The Northern Energy Advantage Program (NEAP) funding received by Dryden Fibre Canada should be conditional on the mill taking measures to “put an end to the exacerbation of the mercury poisoning crisis in Grassy Narrows First Nation,” Mamakwa said in an interview Wednesday.
Dryden Fibre Canada has owned the decades-old mill since the summer of 2023.
Under a previous owner, the mill dumped an estimated nine tonnes of mercury into the Wabigoon River in the 1960s and ’70s.
The resultant mercury poisoning caused debilitating illnesses in the Grassy Narrows and Wabaseemoong (Whitedog) First Nations downstream from the mill.
Mercury hasn’t been released by the mill for decades, but mercury lingers. In May, a provincially-funded study found the effluents being released today stimulate the formation of methylmercury, the most toxic form of mercury.

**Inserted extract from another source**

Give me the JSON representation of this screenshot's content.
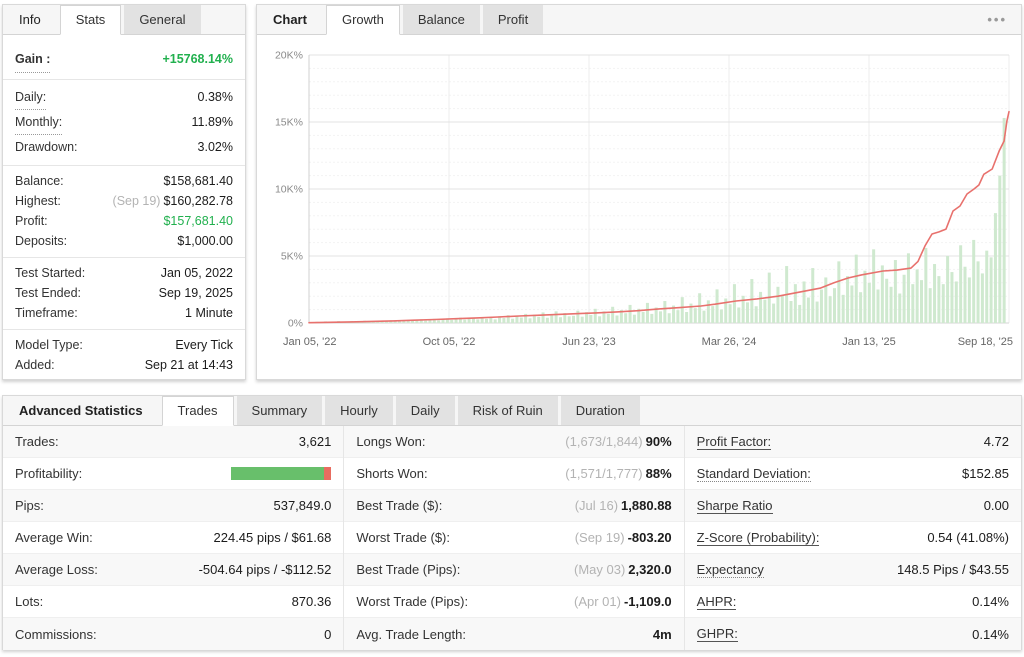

In an exchange last month during budget estimates hearings at Queen’s Park, Mamakwa asked Northern Development Minister Greg Rickford “whether or not the Dryden paper mill is one of the annual recipients of funding through the Northern Energy Advantage Program.”
After saying NEAP is for a “cleaner and greener” economy in the north and being asked again if the mill is receiving NEAP money, Rickford said the mill receives NEAP funding in amounts that “fluctuate from year to year.”
The mill’s owner received $263,000 in a recent fiscal year, said Rickford, whose Kenora-Rainy River riding includes Dryden and Grassy Narrows.
Reached for comment last month Dryden Fibre Canada emailed a brief statement noting that it only recently took ownership of the mill.
“We work diligently to ensure the mill operates in compliance with extensive environmental regulatory requirements,” the company added.